Wednesday, January 06, 2010

BAGAKOAA January 6, 2010 Retro-Spective Analysis


January 6, 2010 Retro-Spective Analysis

I reviewed a portfolio (Not Salve Lucrum) yesterday and was sadly surprised to find out I am not as good as I thought I was. Some of you are chuckling right now as you knew I was not as good as I thought I was. Wow, look how many times I used the word I in those sentences. Anyway this portfolio that should have been and I thought was up about 7.2% was actually only up 2.85%.

It took a few minutes but it was relatively easy for me to determine why my calculations were off. There were some “in the market too early” issues from 2008 and some bad picks that did not get executed according to the down 8% SELL strategy. A couple of stingers (VDSI and ATI) as well as more trading fees than I had imagined sucked about 5% in profit out of the portfolio.

That made me go back and carefully evaluate what I have been saying in this blog. The first official post (Migrating from e-mail based to blog based modality), was September 4th. In it I mentioned GILD, GSK, and RHHBY as a trifecta for the H1N1 ambulance chasing strategy. The mention was additions to the portfolio. GILD was originally acquired in July and eventually sold at an 8% loss in October. This was one of the trifecta that did not pan out. GSK is faring much better enjoying a nice 15% bump since its addition to the portfolio in July, as is RHHBY with about a 22% gain. I have trailing stops on the dollar gains in these equities assuring eventually profits. BTW, GSK also throws a nice dividend. I am looking for a solid performance by GSK through 2010. It is a 50 dollar stock at 41 a share. They have some innovative oncology drugs already approved. Analysts say they have the strongest pipeline of new drugs than all other pharms. RHHBY is a good stock but it will have a tough time keeping 2010 revenues up with 2009 because they sold so much Tamiflu product. It is a 45 dollar stock selling at 43 so I would not be increasing positions on this stock. Perhaps even taking some profit.

Then there was SQM, which was mentioned as a play on lithium. It turns out that it is a fertilizer play as only a little of their mineral production is lithium most of it is Chilean caliches which is high in nitrates. After my exposure to POT earlier in the year, I know Nitrates were not a bad place to be so I have hung on to SQM. It is up about 4%. There was an unintentional stop triggered in October, but the position was quickly reestablished. It is a 25.00 stock selling for 39 so I could not recommend buying it at the moment. Keep an eye on the potash and nitrate market. It should improve with global economic growth.

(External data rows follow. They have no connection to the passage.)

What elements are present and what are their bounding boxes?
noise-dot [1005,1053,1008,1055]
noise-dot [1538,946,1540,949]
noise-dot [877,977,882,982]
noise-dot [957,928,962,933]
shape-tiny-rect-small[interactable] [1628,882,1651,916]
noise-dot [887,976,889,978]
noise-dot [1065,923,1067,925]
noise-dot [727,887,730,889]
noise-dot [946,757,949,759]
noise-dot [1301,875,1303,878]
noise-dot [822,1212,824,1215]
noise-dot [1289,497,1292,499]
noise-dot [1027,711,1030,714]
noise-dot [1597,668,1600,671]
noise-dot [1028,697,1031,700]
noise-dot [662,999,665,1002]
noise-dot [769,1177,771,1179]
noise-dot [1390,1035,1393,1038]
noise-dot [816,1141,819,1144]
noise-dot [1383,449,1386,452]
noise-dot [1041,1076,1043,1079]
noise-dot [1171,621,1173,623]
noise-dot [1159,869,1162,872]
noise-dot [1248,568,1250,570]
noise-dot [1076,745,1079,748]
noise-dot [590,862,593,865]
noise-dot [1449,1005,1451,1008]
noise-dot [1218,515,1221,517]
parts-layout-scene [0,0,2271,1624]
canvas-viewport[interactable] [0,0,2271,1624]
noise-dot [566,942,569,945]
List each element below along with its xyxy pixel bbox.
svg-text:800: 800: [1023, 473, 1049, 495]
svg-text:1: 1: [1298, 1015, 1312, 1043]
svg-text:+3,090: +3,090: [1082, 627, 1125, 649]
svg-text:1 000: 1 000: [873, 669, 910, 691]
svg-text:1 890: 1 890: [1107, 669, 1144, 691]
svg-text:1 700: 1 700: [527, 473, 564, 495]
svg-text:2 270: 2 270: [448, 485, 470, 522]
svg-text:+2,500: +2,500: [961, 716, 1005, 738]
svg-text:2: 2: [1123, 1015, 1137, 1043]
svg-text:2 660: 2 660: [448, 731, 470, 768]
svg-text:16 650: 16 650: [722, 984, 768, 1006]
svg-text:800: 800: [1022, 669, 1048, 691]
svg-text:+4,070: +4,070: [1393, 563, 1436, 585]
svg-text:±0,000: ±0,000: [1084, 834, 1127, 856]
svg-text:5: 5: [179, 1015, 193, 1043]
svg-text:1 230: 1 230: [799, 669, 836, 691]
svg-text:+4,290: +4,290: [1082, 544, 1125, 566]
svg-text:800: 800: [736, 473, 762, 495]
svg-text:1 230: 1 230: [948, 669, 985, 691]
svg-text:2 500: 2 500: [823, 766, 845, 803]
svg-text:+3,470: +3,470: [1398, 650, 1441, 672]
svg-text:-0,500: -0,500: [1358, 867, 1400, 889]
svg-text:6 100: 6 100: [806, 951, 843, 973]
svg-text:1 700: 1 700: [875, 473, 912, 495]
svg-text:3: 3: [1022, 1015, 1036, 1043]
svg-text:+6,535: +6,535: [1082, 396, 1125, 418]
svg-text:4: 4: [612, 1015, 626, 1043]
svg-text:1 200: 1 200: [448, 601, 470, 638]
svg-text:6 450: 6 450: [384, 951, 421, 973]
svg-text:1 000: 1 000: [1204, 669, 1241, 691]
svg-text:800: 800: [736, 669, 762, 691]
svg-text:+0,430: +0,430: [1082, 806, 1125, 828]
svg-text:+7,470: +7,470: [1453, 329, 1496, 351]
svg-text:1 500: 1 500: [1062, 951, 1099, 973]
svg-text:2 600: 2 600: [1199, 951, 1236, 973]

AAPL and GLD were mentioned but it has been discussed ad nauseum here in the blog. Of recent, the GLD position has been added to and I am looking for 1250 – 1300 Gold which will put GLD at about 125-130. AAPL as I mentioned is a 300 dollar stock so I am looking for 280ish.

In that post it was announced that we were back in RIG. Think deep water oil drilling platforms. I have been in and out of this stock so many times it is hard for me to keep track of it, but I have NEVER lost money on it. The purchase mentioned was stopped out in October for a small gain, and the position was re-established at the 85-86 range. This is a 115 dollar stock trading at 90. As the dollar continues to weaken and the economy improves, demand for oil will send the commodity up and 115 is going to be a low for this equity. Cash permitting I would add to my position. It is currently about 4% of the Salve Lucrum Portfolio. To give you an idea, they get more than $US500,000 a day for each deep water rig. They have existing contracts going out to 2018. XOM, CVX, BP use RIG platforms to reach the hard to get deposits. Easy cheap oil is either in a hostile territory or already discovered. Deep well projects are the way to go.

HON was also mentioned. It was mentioned that there were profits taken. It has not done much since then and I stopped out in November after hitting an 8% stop loss. For the year, there was about 6% taken on the stock. It is probably a 43 dollar stock selling for 40. I no longer own and could not recommend it. The FAA is leaning their way on a few system approvals but their revenue is way down (Almost 20%) and their margins are improving but not enough to cover the top line drop.

And I mentioned initiating a position on MRGE which was a speculative medical imaging company. I bought into this stock through the month of September and stopped out with an 8% loss in October. I feel it got no respect due to the health care debates. I will run some numbers on it and let you know if it’s a 10 dollar stock selling for $3 or a 1 dollar stock selling for three.